Example 3: Scoped access to organization resources. The handler ensures the authenticated user belongs to the requested organization by checking a membership collection in MongoDB.

// Gorilla Mux handler with MongoDB membership check
func orgSettingsHandler(store *MongoStore) http.HandlerFunc {
    return func(w http.ResponseWriter, r *http.Request) {
        vars := mux.Vars(r)
        orgID := vars["orgID"]
        subjectID := r.Context().Value("userID").(string)
        var membership Membership
        // Verify user is a member of the organization
        err := store.Collection("memberships").FindOne(r.Context(), bson.M{"userID": subjectID, "orgID": orgID}).Decode(&membership)
        if err != nil {
            http.Error(w, "forbidden", http.StatusForbidden)
            return
        }
        var settings bson.M
        err = store.Collection("settings").FindOne(r.Context(), bson.M{"orgID": orgID}).Decode(&settings)
        if err != nil {
            http.Error(w, "not found", http.StatusNotFound)
            return
        }
        json.NewEncoder(w).Encode(settings)
    }
}

These patterns enforce authorization in the application layer and ensure that MongoDB queries always include filters that align the database scope with the authenticated subject’s permissions. Using parameterized queries and avoiding direct concatenation of user input into filters prevents injection and reduces the attack surface for Broken Access Control.

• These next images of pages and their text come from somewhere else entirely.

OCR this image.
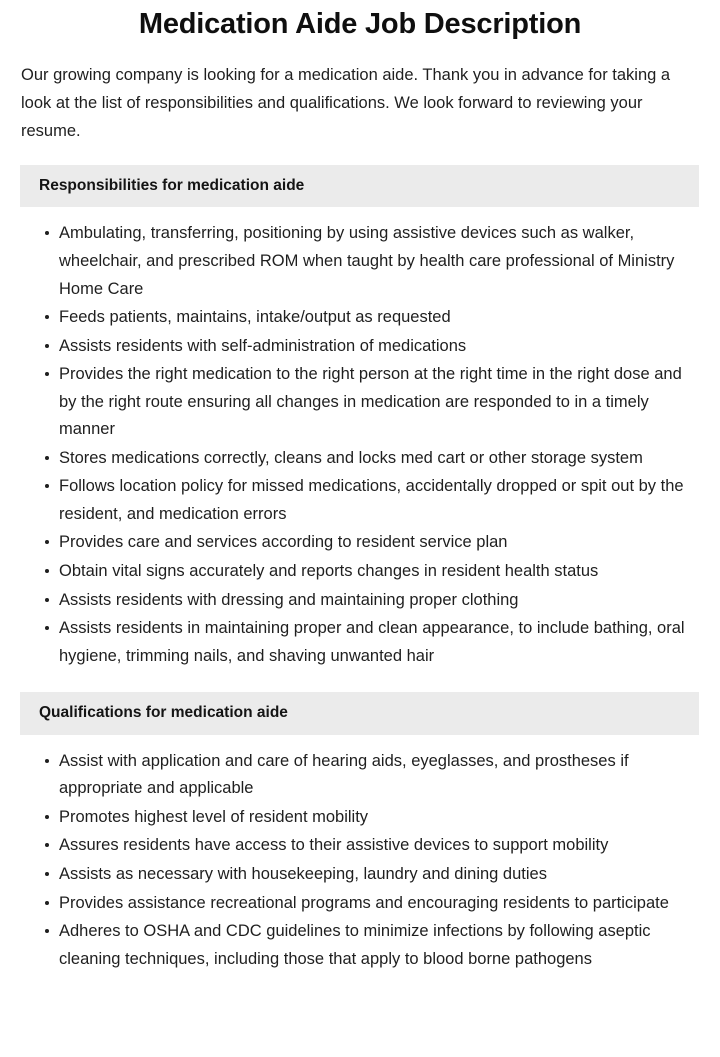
Medication Aide Job Description

Our growing company is looking for a medication aide. Thank you in advance for taking a look at the list of responsibilities and qualifications. We look forward to reviewing your resume.

Responsibilities for medication aide
Ambulating, transferring, positioning by using assistive devices such as walker, wheelchair, and prescribed ROM when taught by health care professional of Ministry Home Care
Feeds patients, maintains, intake/output as requested
Assists residents with self-administration of medications
Provides the right medication to the right person at the right time in the right dose and by the right route ensuring all changes in medication are responded to in a timely manner
Stores medications correctly, cleans and locks med cart or other storage system
Follows location policy for missed medications, accidentally dropped or spit out by the resident, and medication errors
Provides care and services according to resident service plan
Obtain vital signs accurately and reports changes in resident health status
Assists residents with dressing and maintaining proper clothing
Assists residents in maintaining proper and clean appearance, to include bathing, oral hygiene, trimming nails, and shaving unwanted hair
Qualifications for medication aide
Assist with application and care of hearing aids, eyeglasses, and prostheses if appropriate and applicable
Promotes highest level of resident mobility
Assures residents have access to their assistive devices to support mobility
Assists as necessary with housekeeping, laundry and dining duties
Provides assistance recreational programs and encouraging residents to participate
Adheres to OSHA and CDC guidelines to minimize infections by following aseptic cleaning techniques, including those that apply to blood borne pathogens
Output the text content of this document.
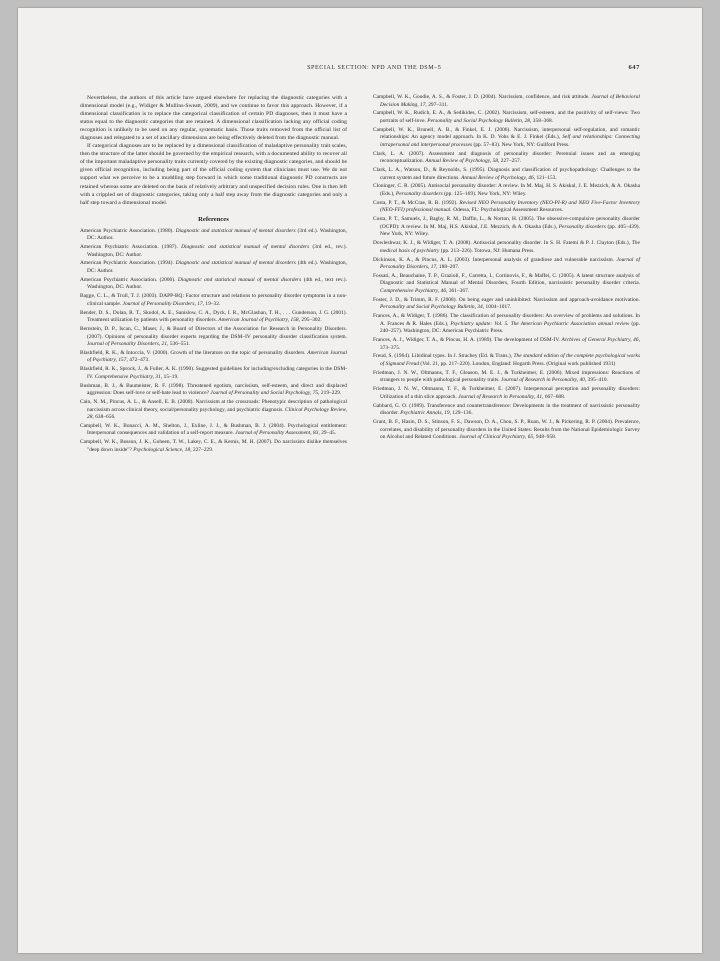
SPECIAL SECTION: NPD AND THE DSM–5	647

Nevertheless, the authors of this article have argued elsewhere for replacing the diagnostic categories with a dimensional model (e.g., Widiger & Mullins-Sweatt, 2009), and we continue to favor this approach. However, if a dimensional classification is to replace the categorical classification of certain PD diagnoses, then it must have a status equal to the diagnostic categories that are retained. A dimensional classification lacking any official coding recognition is unlikely to be used on any regular, systematic basis. Those traits removed from the official list of diagnoses and relegated to a set of ancillary dimensions are being effectively deleted from the diagnostic manual.

If categorical diagnoses are to be replaced by a dimensional classification of maladaptive personality trait scales, then the structure of the latter should be governed by the empirical research, with a documented ability to recover all of the important maladaptive personality traits currently covered by the existing diagnostic categories, and should be given official recognition, including being part of the official coding system that clinicians must use. We do not support what we perceive to be a muddling step forward in which some traditional diagnostic PD constructs are retained whereas some are deleted on the basis of relatively arbitrary and unspecified decision rules. One is then left with a crippled set of diagnostic categories, taking only a half step away from the diagnostic categories and only a half step toward a dimensional model.

References

American Psychiatric Association. (1980). Diagnostic and statistical manual of mental disorders (3rd ed.). Washington, DC: Author.

American Psychiatric Association. (1987). Diagnostic and statistical manual of mental disorders (3rd ed., rev.). Washington, DC: Author.

American Psychiatric Association. (1994). Diagnostic and statistical manual of mental disorders (4th ed.). Washington, DC: Author.

American Psychiatric Association. (2000). Diagnostic and statistical manual of mental disorders (4th ed., text rev.). Washington, DC: Author.

Bagge, C. L., & Trull, T. J. (2003). DAPP-BQ: Factor structure and relations to personality disorder symptoms in a non-clinical sample. Journal of Personality Disorders, 17, 19–32.

Bender, D. S., Dolan, R. T., Skodol, A. E., Sanislow, C. A., Dyck, I. R., McGlashan, T. H., . . . Gunderson, J. G. (2001). Treatment utilization by patients with personality disorders. American Journal of Psychiatry, 158, 295–302.

Bernstein, D. P., Iscan, C., Maser, J., & Board of Directors of the Association for Research in Personality Disorders. (2007). Opinions of personality disorder experts regarding the DSM–IV personality disorder classification system. Journal of Personality Disorders, 21, 536–551.

Blashfield, R. K., & Intoccia, V. (2000). Growth of the literature on the topic of personality disorders. American Journal of Psychiatry, 157, 472–473.

Blashfield, R. K., Sprock, J., & Fuller, A. K. (1990). Suggested guidelines for including/excluding categories in the DSM-IV. Comprehensive Psychiatry, 31, 15–19.

Bushman, B. J., & Baumeister, R. F. (1998). Threatened egotism, narcissism, self-esteem, and direct and displaced aggression: Does self-love or self-hate lead to violence? Journal of Personality and Social Psychology, 75, 219–229.

Cain, N. M., Pincus, A. L., & Ansell, E. B. (2008). Narcissism at the crossroads: Phenotypic description of pathological narcissism across clinical theory, social/personality psychology, and psychiatric diagnosis. Clinical Psychology Review, 28, 638–656.

Campbell, W. K., Bonacci, A. M., Shelton, J., Exline, J. J., & Bushman, B. J. (2004). Psychological entitlement: Interpersonal consequences and validation of a self-report measure. Journal of Personality Assessment, 83, 29–45.

Campbell, W. K., Bosson, J. K., Goheen, T. W., Lakey, C. E., & Kernis, M. H. (2007). Do narcissists dislike themselves "deep down inside"? Psychological Science, 18, 227–229.

Campbell, W. K., Goodie, A. S., & Foster, J. D. (2004). Narcissism, confidence, and risk attitude. Journal of Behavioral Decision Making, 17, 297–311.

Campbell, W. K., Rudich, E. A., & Sedikides, C. (2002). Narcissism, self-esteem, and the positivity of self-views: Two portraits of self-love. Personality and Social Psychology Bulletin, 28, 358–368.

Campbell, W. K., Brunell, A. B., & Finkel, E. J. (2006). Narcissism, interpersonal self-regulation, and romantic relationships: An agency model approach. In K. D. Vohs & E. J. Finkel (Eds.), Self and relationships: Connecting intrapersonal and interpersonal processes (pp. 57–83). New York, NY: Guilford Press.

Clark, L. A. (2007). Assessment and diagnosis of personality disorder: Perennial issues and an emerging reconceptualization. Annual Review of Psychology, 58, 227–257.

Clark, L. A., Watson, D., & Reynolds, S. (1995). Diagnosis and classification of psychopathology: Challenges to the current system and future directions. Annual Review of Psychology, 46, 121–153.

Cloninger, C. R. (2005). Antisocial personality disorder: A review. In M. Maj, H. S. Akiskal, J. E. Mezzich, & A. Okasha (Eds.), Personality disorders (pp. 125–169). New York, NY: Wiley.

Costa, P. T., & McCrae, R. R. (1992). Revised NEO Personality Inventory (NEO-PI-R) and NEO Five-Factor Inventory (NEO-FFI) professional manual. Odessa, FL: Psychological Assessment Resources.

Costa, P. T., Samuels, J., Bagby, R. M., Daffin, L., & Norton, H. (2005). The obsessive-compulsive personality disorder (OCPD): A review. In M. Maj, H.S. Akiskal, J.E. Mezzich, & A. Okasha (Eds.), Personality disorders (pp. 405–439). New York, NY: Wiley.

Dowleshwar, K. J., & Widiger, T. A. (2008). Antisocial personality disorder. In S. H. Fatemi & P. J. Clayton (Eds.), The medical basis of psychiatry (pp. 213–226). Totowa, NJ: Humana Press.

Dickinson, K. A., & Pincus, A. L. (2003). Interpersonal analysis of grandiose and vulnerable narcissism. Journal of Personality Disorders, 17, 188–207.

Fossati, A., Beauchaine, T. P., Grazioli, F., Carretta, I., Cortinovis, F., & Maffei, C. (2005). A latent structure analysis of Diagnostic and Statistical Manual of Mental Disorders, Fourth Edition, narcissistic personality disorder criteria. Comprehensive Psychiatry, 46, 361–367.

Foster, J. D., & Trimm, R. F. (2008). On being eager and uninhibited: Narcissism and approach-avoidance motivation. Personality and Social Psychology Bulletin, 34, 1004–1017.

Frances, A., & Widiger, T. (1986). The classification of personality disorders: An overview of problems and solutions. In A. Frances & R. Hales (Eds.), Psychiatry update: Vol. 5. The American Psychiatric Association annual review (pp. 240–257). Washington, DC: American Psychiatric Press.

Frances, A. J., Widiger, T. A., & Pincus, H. A. (1989). The development of DSM-IV. Archives of General Psychiatry, 46, 373–375.

Freud, S. (1964). Libidinal types. In J. Strachey (Ed. & Trans.), The standard edition of the complete psychological works of Sigmund Freud (Vol. 21, pp. 217–220). London, England: Hogarth Press. (Original work published 1931)

Friedman, J. N. W., Oltmanns, T. F., Gleason, M. E. J., & Turkheimer, E. (2006). Mixed impressions: Reactions of strangers to people with pathological personality traits. Journal of Research in Personality, 40, 395–410.

Friedman, J. N. W., Oltmanns, T. F., & Turkheimer, E. (2007). Interpersonal perception and personality disorders: Utilization of a thin slice approach. Journal of Research in Personality, 41, 667–688.

Gabbard, G. O. (1989). Transference and countertransference: Developments in the treatment of narcissistic personality disorder. Psychiatric Annals, 19, 129–136.

Grant, B. F., Hasin, D. S., Stinson, F. S., Dawson, D. A., Chou, S. P., Ruan, W. J., & Pickering, R. P. (2004). Prevalence, correlates, and disability of personality disorders in the United States: Results from the National Epidemiologic Survey on Alcohol and Related Conditions. Journal of Clinical Psychiatry, 65, 948–958.
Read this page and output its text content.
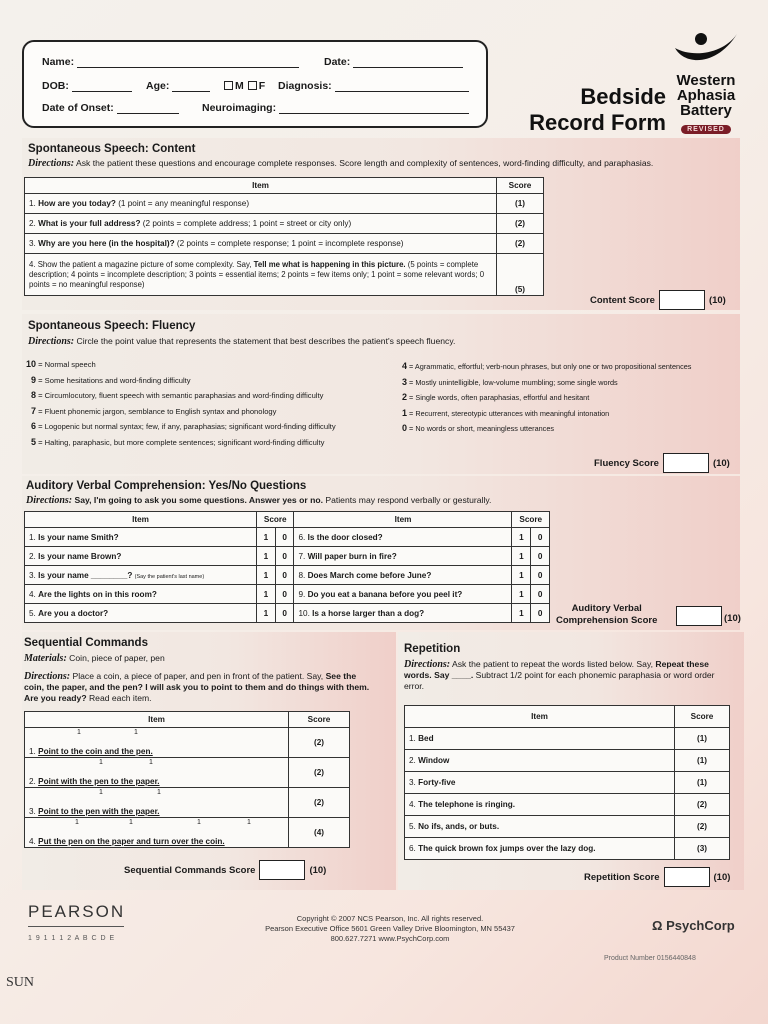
Name:	Date:
DOB:	Age:	M F Diagnosis:
Date of Onset:	Neuroimaging:	Bedside
Record Form
Western
Aphasia
Battery
REVISED
Spontaneous Speech: Content
Directions: Ask the patient these questions and encourage complete responses. Score length and complexity of sentences, word-finding difficulty, and paraphasias.
Item	Score
1. How are you today? (1 point = any meaningful response)	(1)
2. What is your full address? (2 points = complete address; 1 point = street or city only)	(2)
3. Why are you here (in the hospital)? (2 points = complete response; 1 point = incomplete response)	(2)
4. Show the patient a magazine picture of some complexity. Say, Tell me what is happening in this picture. (5 points = complete description; 4 points = incomplete description; 3 points = essential items; 2 points = few items only; 1 point = some relevant words; 0 points = no meaningful response)	(5)
Content Score	(10)
Spontaneous Speech: Fluency
Directions: Circle the point value that represents the statement that best describes the patient's speech fluency.
10 = Normal speech
9 = Some hesitations and word-finding difficulty
8 = Circumlocutory, fluent speech with semantic paraphasias and word-finding difficulty
7 = Fluent phonemic jargon, semblance to English syntax and phonology
6 = Logopenic but normal syntax; few, if any, paraphasias; significant word-finding difficulty
5 = Halting, paraphasic, but more complete sentences; significant word-finding difficulty
4 = Agrammatic, effortful; verb-noun phrases, but only one or two propositional sentences
3 = Mostly unintelligible, low-volume mumbling; some single words
2 = Single words, often paraphasias, effortful and hesitant
1 = Recurrent, stereotypic utterances with meaningful intonation
0 = No words or short, meaningless utterances
Fluency Score	(10)
Auditory Verbal Comprehension: Yes/No Questions
Directions: Say, I'm going to ask you some questions. Answer yes or no. Patients may respond verbally or gesturally.
Item	Score		Item	Score	
1. Is your name Smith?	1	0	6. Is the door closed?	1	0
2. Is your name Brown?	1	0	7. Will paper burn in fire?	1	0
3. Is your name ________? (Say the patient's last name)	1	0	8. Does March come before June?	1	0
4. Are the lights on in this room?	1	0	9. Do you eat a banana before you peel it?	1	0
5. Are you a doctor?	1	0	10. Is a horse larger than a dog?	1	0	Auditory Verbal
Comprehension Score	(10)
Sequential Commands
Materials: Coin, piece of paper, pen
Directions: Place a coin, a piece of paper, and pen in front of the patient. Say, See the coin, the paper, and the pen? I will ask you to point to them and do things with them. Are you ready? Read each item.
Item	Score

1 1
1. Point to the coin and the pen.	(2)

1 1
2. Point with the pen to the paper.	(2)

1 1
3. Point to the pen with the paper.	(2)

1 1 1 1
4. Put the pen on the paper and turn over the coin.	(4)
Sequential Commands Score	(10)
Repetition
Directions: Ask the patient to repeat the words listed below. Say, Repeat these words. Say ____. Subtract 1/2 point for each phonemic paraphasia or word order error.
Item	Score
1. Bed	(1)
2. Window	(1)
3. Forty-five	(1)
4. The telephone is ringing.	(2)
5. No ifs, ands, or buts.	(2)
6. The quick brown fox jumps over the lazy dog.	(3)
Repetition Score	(10)
PEARSON
1 9 1 1 1 2 A B C D E
Copyright © 2007 NCS Pearson, Inc. All rights reserved.
Pearson Executive Office 5601 Green Valley Drive Bloomington, MN 55437
800.627.7271 www.PsychCorp.com
Ω PsychCorp
Product Number 0156440848
SUN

Frequently Asked Questions

Why does relying on JWT claims alone not prevent Broken Access Control with Gorilla Mux and MongoDB?
JWT claims can be copied or tampered with; authorization must be validated against MongoDB on each request. Claims do not guarantee that the subject owns the requested resource, so an attacker can change identifiers to access other documents.
Can middleware in Gorilla Mux fully replace per-handler authorization checks against MongoDB?
Middleware can reduce duplication but cannot fully replace handler-level checks because resource ownership is typically determined by data in MongoDB. Each handler must still enforce document-level permissions using MongoDB filters.